Cancer Metastasis Detection via Effective Contrastive Learning: Comparison
Please note this is a comparison between Version 4 by Vivi Li and Version 3 by Haixia Zheng.

The metastasis detection in lymph nodes via microscopic examination of H&E stained histopathological images is one of the most crucial diagnostic procedures for breast cancer staging. The manual analysis is extremely labor-intensive and time-consuming because of complexities and diversities of histopathological images. Deep learning has been utilized in automatic cancer metastasis detection in recent years. The success of supervised deep learning is credited to a large labeled dataset, which is hard to obtain in medical image analysis. Contrastive learning, a branch of self-supervised learning, can help in this aspect through introducing an advanced strategy to learn discriminative feature representations from unlabeled images.
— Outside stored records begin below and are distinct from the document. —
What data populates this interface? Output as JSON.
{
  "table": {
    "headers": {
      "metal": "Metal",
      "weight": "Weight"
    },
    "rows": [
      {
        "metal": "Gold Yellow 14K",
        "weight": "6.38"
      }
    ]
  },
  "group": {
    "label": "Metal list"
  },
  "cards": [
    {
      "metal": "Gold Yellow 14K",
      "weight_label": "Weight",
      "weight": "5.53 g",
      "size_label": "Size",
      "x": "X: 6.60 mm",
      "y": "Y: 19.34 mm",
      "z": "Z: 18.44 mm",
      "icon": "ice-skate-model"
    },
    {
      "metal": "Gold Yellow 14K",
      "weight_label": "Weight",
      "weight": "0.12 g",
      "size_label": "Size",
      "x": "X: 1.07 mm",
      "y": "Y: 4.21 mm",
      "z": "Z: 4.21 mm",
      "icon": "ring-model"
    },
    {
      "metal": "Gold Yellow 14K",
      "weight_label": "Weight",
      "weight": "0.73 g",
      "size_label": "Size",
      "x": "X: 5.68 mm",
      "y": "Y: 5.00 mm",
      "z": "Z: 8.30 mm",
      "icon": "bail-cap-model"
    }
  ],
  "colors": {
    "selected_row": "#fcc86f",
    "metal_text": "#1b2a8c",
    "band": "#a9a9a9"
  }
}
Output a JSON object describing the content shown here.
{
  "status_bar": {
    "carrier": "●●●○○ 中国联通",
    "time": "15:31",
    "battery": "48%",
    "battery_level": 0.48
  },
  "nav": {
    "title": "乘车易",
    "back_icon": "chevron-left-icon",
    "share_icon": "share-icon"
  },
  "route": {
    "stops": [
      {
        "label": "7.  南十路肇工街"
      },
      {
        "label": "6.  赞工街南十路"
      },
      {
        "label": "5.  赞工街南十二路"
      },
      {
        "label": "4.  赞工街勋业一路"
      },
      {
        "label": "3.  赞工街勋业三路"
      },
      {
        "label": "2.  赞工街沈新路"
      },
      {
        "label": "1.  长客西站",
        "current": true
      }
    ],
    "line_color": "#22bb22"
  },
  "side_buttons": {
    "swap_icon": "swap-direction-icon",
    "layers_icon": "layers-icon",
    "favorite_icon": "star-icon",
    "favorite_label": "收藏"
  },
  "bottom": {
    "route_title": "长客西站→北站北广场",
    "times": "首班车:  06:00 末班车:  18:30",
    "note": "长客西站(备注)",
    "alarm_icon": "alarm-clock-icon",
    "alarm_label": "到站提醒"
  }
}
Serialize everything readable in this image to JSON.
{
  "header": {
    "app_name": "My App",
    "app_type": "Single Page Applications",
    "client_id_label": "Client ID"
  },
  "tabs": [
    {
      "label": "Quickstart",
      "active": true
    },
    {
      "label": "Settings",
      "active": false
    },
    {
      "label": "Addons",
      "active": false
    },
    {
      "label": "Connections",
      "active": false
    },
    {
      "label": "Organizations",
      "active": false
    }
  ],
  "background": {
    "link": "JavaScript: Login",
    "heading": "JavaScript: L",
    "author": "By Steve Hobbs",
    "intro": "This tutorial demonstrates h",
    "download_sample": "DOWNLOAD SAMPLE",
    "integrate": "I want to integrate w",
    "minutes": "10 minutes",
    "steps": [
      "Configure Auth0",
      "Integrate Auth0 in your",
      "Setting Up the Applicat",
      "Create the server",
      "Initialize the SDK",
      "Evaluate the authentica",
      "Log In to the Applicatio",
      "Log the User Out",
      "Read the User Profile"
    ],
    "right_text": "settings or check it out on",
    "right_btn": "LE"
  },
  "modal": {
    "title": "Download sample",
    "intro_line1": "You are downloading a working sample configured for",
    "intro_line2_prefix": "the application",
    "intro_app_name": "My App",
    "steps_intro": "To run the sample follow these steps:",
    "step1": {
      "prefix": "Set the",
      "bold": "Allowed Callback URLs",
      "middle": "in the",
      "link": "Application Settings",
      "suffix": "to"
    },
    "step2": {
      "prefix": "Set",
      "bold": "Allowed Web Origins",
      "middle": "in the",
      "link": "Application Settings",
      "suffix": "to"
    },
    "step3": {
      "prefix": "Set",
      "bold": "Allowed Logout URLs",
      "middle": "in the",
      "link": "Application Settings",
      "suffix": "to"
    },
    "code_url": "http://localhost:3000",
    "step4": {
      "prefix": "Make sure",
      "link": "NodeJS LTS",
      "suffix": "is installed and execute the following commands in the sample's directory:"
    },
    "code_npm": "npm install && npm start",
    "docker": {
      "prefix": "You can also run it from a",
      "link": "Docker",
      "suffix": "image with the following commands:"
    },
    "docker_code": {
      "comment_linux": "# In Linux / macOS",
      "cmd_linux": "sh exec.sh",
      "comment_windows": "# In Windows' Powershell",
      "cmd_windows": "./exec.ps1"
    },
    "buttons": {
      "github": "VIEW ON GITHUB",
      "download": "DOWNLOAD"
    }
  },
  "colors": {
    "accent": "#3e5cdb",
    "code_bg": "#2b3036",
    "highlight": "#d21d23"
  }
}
In this paper, we propose to improve breast cancer metastasis detection through self-supervised contrastive learning, which is used as an accessional task in the detection pipeline, allowing a feature extractor to learn more valuable representations, even if there are fewer annotation images. Furthermore, we extend the proposed approach to exploit unlabeled images in a semi-supervised manner, as self-supervision does not need labeled data at all. Extensive experiments on the benchmark Camelyon2016 Grand Challenge dataset demonstrate that self-supervision can improve cancer metastasis detection performance leading to state-of-the-art results.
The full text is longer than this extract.